MEMORIAL DE LA SHOAH
Shoah
The Memorial de la Shoah is a museum specifically focusing on the history of Jews throughout Europe during World War II. Designed to educate Parisians—and tourists—about the Holocaust, the free museum was opened in the Marais district of the city in 2005. The museum itself includes The Wall of Names, a stone memorial with the engraved names of Jewish victims of the Nazis; The Wall of the Righteous, a tribute to 2,693 French citizens honored for their efforts to oppose the Nazi extermination of European Jews; the Crypt, which is a symbolic tomb for the 6 million Jews who were not afforded a proper burial after being murdered by the Nazis (it includes ashes collected from several Nazi extermination camps); and the Amplified Passage, an audio exhibit that memorializes the deportation and murder of Jewish children. In addition to the museum, the site houses the Center of Contemporary Jewish Documentation, which was founded in the 1940s as a historical archive of the Jewish experience under the Nazis. The center includes the ability to search for the names of specific European residents who lived (and, sadly, most of whom died) during the war.
Address: 17 Rue Geoffroy l’Asnier
Metro: Pont Marie/Hotel de Ville
Hours: Sunday-Friday, 10 a.m.-6 p.m. Closed Saturday

MEMORIAL OF LECLERC: THE LIBERATION OF PARIS–MUSEE JEAN MOULIN
LeclercThese two museums explain and document the history of the French Resistance to the Nazi occupation of France during World War II and of the Liberation of Paris by the Allied Forces in August 1944. The facilities focus on the roles of two leading French citizens during the period— Jacques-Philippe Francois Marie Comte de Hauteclocque and Jean Moulin. Leclerc was a French general who led major military operations in Africa, particularly in French Equatorial Africa, the French Congo, Chad, Gabon, Tunisia and Libya. Leclerc was then moved to the European theater in 1944, where he participated in the liberation of France and personally led Allied troops into Paris in August 1944. Leclerc later led French troops into Germany in the final European battles of World War II. Moulin was a high-profile member of the French Resistance who played a critical role in organizing Resistance activities throughout France by helping to form the Mouvements Unis de la Resistance, the first coordinated group of Resistance units that operated jointly throughout France. He was arrested by the Nazis when attending a meeting of Resistance leaders near Lyon, France, and later died after being tortured by the Gestapo (some historians say he committed suicide after weeks of being tortured, while others believe the allegation of suicide was meant to cover up for the fact that Klaus Barbie, head of the Gestapo in Lyon, beat Moulin to death).

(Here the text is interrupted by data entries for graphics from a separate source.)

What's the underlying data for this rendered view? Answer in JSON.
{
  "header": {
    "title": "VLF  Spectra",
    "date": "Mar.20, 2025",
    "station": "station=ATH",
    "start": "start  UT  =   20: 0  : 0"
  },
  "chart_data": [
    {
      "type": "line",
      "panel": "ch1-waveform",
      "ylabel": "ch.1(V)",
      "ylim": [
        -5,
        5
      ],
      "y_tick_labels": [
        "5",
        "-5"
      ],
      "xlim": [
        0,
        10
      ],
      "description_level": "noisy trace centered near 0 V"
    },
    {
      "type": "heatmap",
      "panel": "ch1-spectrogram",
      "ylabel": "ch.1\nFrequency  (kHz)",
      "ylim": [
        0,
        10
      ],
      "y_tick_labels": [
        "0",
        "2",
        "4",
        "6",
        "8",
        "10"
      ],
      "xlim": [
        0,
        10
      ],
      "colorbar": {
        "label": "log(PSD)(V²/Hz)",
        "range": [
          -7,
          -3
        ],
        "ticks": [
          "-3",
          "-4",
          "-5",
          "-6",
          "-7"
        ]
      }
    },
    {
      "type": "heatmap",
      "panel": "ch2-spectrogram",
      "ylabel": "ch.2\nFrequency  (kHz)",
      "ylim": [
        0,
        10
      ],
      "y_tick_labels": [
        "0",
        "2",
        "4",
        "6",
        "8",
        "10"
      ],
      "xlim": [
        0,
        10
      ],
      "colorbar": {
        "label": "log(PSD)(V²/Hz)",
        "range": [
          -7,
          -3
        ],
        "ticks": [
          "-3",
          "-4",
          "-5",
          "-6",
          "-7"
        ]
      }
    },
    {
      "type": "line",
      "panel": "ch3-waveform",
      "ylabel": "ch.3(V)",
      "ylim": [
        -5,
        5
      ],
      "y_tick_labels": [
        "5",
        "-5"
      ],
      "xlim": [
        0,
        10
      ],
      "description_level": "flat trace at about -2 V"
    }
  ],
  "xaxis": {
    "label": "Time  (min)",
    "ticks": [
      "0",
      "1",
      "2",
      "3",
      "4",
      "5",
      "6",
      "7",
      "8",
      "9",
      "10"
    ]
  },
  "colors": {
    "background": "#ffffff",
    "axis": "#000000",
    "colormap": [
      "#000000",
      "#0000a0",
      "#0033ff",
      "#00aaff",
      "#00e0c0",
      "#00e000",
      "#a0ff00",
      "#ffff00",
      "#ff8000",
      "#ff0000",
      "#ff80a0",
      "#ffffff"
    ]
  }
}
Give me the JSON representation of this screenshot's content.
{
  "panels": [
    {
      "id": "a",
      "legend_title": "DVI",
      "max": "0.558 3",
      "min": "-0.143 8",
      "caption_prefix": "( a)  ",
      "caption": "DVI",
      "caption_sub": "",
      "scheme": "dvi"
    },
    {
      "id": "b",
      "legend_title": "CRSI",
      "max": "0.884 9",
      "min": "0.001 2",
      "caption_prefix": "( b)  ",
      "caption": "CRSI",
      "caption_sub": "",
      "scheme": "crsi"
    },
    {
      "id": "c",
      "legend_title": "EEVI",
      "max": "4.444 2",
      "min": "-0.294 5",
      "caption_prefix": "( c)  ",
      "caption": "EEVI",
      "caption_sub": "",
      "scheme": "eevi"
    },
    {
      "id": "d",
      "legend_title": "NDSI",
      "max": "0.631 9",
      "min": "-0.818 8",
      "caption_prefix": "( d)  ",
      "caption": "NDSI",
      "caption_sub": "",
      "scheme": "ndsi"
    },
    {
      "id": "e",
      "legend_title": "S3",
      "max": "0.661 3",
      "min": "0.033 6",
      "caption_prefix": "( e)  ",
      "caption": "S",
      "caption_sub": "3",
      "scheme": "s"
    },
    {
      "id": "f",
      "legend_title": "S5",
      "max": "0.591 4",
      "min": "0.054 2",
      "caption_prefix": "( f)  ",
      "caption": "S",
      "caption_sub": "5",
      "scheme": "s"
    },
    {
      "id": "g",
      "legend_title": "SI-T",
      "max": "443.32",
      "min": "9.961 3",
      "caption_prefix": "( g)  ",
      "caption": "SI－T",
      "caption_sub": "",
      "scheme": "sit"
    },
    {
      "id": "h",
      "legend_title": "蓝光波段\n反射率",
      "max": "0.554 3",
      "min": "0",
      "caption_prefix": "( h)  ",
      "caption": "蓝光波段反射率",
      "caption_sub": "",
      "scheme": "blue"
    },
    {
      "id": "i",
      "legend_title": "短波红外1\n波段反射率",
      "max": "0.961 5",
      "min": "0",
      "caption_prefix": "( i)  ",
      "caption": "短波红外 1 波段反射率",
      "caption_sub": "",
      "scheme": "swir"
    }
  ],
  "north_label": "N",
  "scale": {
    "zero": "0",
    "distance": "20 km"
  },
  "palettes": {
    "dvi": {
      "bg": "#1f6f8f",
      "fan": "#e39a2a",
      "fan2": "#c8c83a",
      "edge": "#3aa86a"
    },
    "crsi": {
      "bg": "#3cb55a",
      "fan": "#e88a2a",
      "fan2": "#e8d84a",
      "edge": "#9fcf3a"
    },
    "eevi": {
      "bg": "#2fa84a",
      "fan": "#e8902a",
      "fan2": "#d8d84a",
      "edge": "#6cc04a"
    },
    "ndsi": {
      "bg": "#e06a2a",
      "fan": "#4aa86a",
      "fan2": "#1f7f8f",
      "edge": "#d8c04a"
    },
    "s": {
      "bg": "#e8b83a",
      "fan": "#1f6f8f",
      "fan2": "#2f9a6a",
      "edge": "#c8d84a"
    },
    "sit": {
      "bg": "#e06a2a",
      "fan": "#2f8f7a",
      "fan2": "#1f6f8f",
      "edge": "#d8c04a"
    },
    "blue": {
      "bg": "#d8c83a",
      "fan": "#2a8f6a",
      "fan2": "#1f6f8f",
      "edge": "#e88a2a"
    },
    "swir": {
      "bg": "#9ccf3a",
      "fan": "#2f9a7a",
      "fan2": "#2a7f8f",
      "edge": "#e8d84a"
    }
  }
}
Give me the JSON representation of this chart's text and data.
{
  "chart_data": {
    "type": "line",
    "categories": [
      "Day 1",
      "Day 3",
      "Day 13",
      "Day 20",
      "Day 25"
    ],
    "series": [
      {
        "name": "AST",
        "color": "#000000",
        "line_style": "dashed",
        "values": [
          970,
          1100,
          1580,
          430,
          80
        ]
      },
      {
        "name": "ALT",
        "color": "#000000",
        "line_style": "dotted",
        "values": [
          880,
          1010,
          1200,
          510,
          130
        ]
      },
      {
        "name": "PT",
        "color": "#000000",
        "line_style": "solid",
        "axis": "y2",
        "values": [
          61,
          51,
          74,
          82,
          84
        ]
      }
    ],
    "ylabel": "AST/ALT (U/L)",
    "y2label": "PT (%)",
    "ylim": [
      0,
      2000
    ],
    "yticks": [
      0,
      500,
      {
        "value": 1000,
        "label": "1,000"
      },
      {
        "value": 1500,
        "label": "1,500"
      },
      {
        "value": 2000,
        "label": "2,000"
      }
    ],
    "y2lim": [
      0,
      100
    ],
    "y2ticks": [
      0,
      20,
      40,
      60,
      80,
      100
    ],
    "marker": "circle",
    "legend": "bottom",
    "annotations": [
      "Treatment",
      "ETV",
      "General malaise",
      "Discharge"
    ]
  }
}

Address: 23 Allee de la 2eme Division Blindee (usually called Allee de la 2e DB) (a few blocks south of the Tour Montparnasse)
Metro: Gaite
Hours: Tuesday-Saturday, 8 a.m.-6 p.m. Sunday, 10 a.m.-8 p.m. Closed Monday.

PARISIAN SCHOOLS WHERE JEWS WERE ARRESTED
School signScattered throughout Paris, but with a concentration in the Marais district that is the heart of the city’s Jewish community, are plaques on school buildings that indicate the arrest and deportation of Jewish students by Nazi forces during the Nazi occupation of France. In almost every case, the Nazis invaded the school buildings and rounded up the Jewish students in full view of their teachers and classmates. Most were then sent to extermination camps. If you’re touring the Marais, be sure to check out the facades of any schools you stumble across—many include the monuments to the slain Jewish students.